Pub Date: Oct. 8th, 2013
ISBN: 978-1-4555-2209-5
Publisher: Twelve

In a chronological, episodic narrative that grows somewhat tedious yet chilling, Minutaglio (City on Fire: The Explosion That Devastated a Texas Town and Ignited a Historic Legal Battle, 2004, etc.) and Davis (J. Frank Dobie, 2009, etc.) unearth the various fringe elements rampant in Dallas in the three years (from January 1960 to November 1963) preceding John F. Kennedy’s assassination.

These anti-communist and racist groups were essentially sanctioned by officials and created a dangerous climate for the president and first lady during their visit on November 22, 1963. Indeed, Kennedy had been warned not to come, especially after the violent reception of U.N. ambassador Adlai Stevenson by Dallas crowds several weeks before. “Super-patriots” like Gen.

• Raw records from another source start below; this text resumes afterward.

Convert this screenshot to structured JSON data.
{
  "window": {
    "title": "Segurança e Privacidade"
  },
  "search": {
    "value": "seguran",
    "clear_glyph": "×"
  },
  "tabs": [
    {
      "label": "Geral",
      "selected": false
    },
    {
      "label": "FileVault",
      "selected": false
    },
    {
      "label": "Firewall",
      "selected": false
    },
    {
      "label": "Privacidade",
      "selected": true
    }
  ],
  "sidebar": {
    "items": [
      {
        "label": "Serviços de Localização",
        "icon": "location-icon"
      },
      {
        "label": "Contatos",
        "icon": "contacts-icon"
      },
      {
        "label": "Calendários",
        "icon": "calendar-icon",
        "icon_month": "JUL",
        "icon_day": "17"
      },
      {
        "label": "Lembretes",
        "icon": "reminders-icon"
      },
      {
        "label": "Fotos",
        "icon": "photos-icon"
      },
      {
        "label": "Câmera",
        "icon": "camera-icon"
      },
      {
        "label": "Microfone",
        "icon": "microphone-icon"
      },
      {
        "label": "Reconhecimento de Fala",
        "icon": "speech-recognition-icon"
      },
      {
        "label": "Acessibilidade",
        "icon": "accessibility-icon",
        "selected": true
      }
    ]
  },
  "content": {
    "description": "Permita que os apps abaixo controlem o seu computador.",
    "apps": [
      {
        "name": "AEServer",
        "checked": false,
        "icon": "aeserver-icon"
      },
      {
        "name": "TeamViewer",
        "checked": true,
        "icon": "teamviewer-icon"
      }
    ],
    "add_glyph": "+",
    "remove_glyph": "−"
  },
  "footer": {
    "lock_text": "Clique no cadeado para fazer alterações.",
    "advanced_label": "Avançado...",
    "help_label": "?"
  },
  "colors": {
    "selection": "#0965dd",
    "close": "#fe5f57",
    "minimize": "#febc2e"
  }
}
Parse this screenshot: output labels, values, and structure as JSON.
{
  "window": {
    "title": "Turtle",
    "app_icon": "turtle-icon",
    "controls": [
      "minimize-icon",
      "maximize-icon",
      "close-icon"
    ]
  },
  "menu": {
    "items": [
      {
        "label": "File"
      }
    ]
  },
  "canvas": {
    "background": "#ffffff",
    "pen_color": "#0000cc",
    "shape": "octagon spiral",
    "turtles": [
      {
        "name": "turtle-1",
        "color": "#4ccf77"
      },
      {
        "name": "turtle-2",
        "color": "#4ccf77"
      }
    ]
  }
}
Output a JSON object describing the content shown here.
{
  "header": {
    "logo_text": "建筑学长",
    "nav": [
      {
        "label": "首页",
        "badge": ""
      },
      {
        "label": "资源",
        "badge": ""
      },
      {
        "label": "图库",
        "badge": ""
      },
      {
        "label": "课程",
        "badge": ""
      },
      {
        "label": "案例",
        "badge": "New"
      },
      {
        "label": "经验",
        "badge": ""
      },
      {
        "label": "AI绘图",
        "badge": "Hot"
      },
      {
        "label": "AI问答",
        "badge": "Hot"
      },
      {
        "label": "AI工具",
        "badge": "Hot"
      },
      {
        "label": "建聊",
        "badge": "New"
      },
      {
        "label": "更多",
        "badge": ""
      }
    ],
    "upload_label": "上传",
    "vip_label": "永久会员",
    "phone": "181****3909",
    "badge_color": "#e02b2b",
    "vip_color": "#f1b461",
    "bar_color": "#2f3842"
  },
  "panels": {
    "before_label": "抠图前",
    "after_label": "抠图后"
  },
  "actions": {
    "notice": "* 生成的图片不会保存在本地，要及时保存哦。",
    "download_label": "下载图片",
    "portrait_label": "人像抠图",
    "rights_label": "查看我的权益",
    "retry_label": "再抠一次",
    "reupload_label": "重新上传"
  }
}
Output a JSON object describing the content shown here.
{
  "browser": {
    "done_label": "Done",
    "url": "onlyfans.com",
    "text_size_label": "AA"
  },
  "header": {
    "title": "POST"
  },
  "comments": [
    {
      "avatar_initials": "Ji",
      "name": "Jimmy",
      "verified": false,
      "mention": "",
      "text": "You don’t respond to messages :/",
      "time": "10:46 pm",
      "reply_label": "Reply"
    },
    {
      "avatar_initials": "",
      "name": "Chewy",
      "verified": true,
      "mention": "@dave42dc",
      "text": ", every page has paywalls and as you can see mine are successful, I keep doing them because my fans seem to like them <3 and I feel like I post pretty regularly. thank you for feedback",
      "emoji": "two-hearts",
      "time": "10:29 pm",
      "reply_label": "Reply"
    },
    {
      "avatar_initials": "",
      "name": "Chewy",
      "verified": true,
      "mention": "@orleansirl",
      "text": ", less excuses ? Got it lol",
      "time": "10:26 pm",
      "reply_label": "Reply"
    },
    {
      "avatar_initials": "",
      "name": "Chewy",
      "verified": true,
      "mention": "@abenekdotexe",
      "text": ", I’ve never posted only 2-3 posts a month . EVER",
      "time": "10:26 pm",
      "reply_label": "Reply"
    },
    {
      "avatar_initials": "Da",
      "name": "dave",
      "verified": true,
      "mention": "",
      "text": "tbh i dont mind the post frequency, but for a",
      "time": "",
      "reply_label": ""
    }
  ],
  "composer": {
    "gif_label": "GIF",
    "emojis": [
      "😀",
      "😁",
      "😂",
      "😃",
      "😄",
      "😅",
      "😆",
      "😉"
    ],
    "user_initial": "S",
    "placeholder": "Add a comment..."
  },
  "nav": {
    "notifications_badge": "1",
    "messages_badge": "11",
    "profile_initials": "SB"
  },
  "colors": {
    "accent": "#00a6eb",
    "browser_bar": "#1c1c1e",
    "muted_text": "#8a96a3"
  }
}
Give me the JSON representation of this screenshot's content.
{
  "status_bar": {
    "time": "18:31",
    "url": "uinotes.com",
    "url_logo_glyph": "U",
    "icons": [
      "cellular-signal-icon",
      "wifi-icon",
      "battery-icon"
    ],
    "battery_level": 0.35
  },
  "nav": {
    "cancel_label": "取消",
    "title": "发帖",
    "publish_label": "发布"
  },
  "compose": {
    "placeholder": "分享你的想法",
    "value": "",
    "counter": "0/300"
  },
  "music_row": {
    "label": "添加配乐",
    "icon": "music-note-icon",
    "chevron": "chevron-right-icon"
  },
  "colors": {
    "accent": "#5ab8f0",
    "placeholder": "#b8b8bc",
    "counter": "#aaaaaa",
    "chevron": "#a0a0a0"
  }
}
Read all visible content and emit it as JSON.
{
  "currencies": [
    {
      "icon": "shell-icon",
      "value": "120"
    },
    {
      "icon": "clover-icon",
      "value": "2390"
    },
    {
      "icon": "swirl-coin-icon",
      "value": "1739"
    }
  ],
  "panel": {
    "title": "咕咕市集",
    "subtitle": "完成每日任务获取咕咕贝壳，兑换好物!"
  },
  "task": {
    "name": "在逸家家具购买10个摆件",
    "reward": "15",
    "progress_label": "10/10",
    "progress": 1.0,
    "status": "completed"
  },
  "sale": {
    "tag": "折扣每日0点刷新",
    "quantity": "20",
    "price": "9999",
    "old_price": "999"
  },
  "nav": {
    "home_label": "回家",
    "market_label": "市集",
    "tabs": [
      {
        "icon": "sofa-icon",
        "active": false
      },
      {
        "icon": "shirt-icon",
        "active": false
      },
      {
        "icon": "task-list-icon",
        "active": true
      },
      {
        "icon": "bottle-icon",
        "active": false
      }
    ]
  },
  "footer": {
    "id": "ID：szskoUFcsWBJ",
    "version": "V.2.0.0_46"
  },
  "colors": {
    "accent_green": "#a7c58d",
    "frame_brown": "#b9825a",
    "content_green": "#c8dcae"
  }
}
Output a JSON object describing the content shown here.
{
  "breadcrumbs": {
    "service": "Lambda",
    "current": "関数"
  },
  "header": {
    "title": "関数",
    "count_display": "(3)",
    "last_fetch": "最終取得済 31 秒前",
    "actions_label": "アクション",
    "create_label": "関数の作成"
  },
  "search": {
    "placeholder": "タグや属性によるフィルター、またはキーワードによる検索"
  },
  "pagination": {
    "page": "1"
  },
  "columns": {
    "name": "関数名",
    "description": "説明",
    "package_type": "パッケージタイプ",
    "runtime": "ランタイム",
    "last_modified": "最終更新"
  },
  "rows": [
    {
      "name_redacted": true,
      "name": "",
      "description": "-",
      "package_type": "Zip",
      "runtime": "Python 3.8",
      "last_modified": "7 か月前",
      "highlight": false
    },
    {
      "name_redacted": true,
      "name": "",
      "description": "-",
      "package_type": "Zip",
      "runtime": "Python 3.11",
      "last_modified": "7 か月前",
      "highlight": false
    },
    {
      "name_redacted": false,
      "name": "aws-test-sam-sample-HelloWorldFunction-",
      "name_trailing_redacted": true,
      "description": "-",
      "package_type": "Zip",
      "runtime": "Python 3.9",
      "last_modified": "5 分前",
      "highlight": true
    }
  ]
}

Edwin A. Walker, formerly enlisted by President Dwight D. Eisenhower in helping integrate Little Rock Central High School, had made an about-face and grown stridently pro-segregationist, distributing Wanted for Treason posters at the time of JFK’s visit; billionaire oilman H.L. Hunt was bankrolling right-wing groups; Frank McGehee was organizing a National Indignation Convention; and publisher Ted Dealey, whose paper the Dallas Morning News routinely attacked the Brown v. Board of Education ruling, ran an incendiary full-page advertisement from Bernard Weissman’s American Fact-Finding Mission on the day Kennedy arrived in Dallas. In this xenophobic, anti-liberal, anti–East Coast atmosphere, Lee Harvey Oswald purchased a mail-order rifle, which he tried out first by shooting at Gen. Walker through a window of his home. Minutaglio and Davis alternate their doomsday scenario with chronicles of the upbeat attempts at integrating and liberalizing Dallas—e.g., international marketing efforts by showman Stanley Marcus (of Neiman Marcus) and New Hope Baptist Church pastor H. Rhett James’ engineering of Martin Luther King Jr.’s visit to the city.

Despite the calendar slog, the authors make a compelling, tacit parallel to today’s running threats by extremist groups.